Armenia -- Ruben Kocharian, the deputy head of the State Revenue Committee, at a news conference, 3Dec2010.
Armenia -- Ruben Kocharian, the deputy head of the State Revenue Committee, at a news conference, 3Dec2010.

The Armenian government’s tax collection agency confirmed on Friday reports that it has withdrawn its “permanent representatives” from two dozen lucrative firms suspected of tax evasion.


The representatives were deployed there this summer in accordance with legal amendments meant to toughen the government’s crackdown on tax fraud. The State Revenue Committee (SRC) was empowered to have unrestricted access to company books and thus check the veracity of their financial statements.

The government pushed the bill through parliament late last year only after agreeing to limit the powers of SRC representatives. In particular, the latter were not allowed to enter and inspect production facilities at will.

The SRC deployed tax agents at 24 companies with annual sales exceeding 4 billion drams ($11 million) and/or quarterly imports worth over 500 million drams. Among them are Armenia’s leading importers of basic foodstuffs, alcohol, cigarettes and drugs. They have long posted suspiciously modest profits contrasting with the conspicuous wealth of their owners, many of them government-linked businessmen.

According to Ruben Kocharian, the deputy head of the SRC, tax officials have finished monitoring 21 of those firms, complying with a legal provision that bans tax representatives from spending more than 180 days a year at a particular company.
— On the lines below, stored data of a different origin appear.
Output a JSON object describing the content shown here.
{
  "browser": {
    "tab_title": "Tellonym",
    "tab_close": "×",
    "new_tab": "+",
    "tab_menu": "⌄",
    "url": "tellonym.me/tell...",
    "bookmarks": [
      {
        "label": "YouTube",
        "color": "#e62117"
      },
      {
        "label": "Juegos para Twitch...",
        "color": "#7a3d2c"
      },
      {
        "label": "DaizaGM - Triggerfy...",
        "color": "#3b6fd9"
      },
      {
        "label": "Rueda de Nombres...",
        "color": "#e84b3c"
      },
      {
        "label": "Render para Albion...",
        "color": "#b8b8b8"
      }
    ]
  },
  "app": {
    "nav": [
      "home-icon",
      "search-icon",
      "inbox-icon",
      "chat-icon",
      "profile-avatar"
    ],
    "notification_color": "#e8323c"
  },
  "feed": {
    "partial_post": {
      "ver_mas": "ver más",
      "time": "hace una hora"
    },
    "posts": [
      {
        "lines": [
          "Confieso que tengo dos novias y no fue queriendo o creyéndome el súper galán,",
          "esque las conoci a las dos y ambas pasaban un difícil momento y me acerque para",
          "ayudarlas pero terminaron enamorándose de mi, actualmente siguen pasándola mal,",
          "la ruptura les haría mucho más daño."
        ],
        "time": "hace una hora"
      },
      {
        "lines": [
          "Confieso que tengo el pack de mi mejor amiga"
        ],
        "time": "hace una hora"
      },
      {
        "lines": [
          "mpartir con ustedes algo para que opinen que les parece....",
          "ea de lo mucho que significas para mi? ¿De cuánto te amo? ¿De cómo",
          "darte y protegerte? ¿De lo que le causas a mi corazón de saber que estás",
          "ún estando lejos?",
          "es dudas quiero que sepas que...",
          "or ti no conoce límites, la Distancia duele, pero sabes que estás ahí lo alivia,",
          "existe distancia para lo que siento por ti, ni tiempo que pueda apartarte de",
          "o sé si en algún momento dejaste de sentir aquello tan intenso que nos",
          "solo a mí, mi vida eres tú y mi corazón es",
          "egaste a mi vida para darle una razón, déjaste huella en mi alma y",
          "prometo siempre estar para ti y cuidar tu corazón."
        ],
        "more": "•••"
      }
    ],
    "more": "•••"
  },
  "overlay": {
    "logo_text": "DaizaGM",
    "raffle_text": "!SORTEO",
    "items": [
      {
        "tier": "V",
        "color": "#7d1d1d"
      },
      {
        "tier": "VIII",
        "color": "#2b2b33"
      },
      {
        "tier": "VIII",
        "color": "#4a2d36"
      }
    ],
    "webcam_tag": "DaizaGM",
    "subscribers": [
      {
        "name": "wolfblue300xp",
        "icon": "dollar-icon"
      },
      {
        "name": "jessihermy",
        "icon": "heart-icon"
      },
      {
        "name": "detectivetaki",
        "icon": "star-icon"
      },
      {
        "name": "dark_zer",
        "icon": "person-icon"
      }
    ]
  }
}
“Violations have been found in some economic entities,” he told RFE/RL’s Armenian service. “None of them has presented written objections to our reports. They just rectified those violations during the working process.”

Kocharian declined to name any of these corporate taxpayers. Nor would he specify the amount of extra tax revenues raised by the SRC through its representatives. He said only that some of the inspected companies were found to have understated their sales by 10 percent.

The official insisted that the practice has a “huge prophylactic significance” in the government’s stated efforts to improve tax collection, which has long been the Achilles heel of its economic policy.

Government critics continue to challenge the wisdom of assigning tax representatives to selected firms. Vahagn Khachatrian, an economist affiliated with the opposition Armenian National Congress (HAK), called the measure “needless and useless.”

“It is the arbitrary actions of government officials, rather than laws, that work in Armenia,” Khachatrian told RFE/RL. “It is the most high-level officials that decide how particular businesses should operate and be taxed.”

The oppositionist claimed that government-linked businessmen continue to receive privileged treatment by the SRC and get away with tax evasion.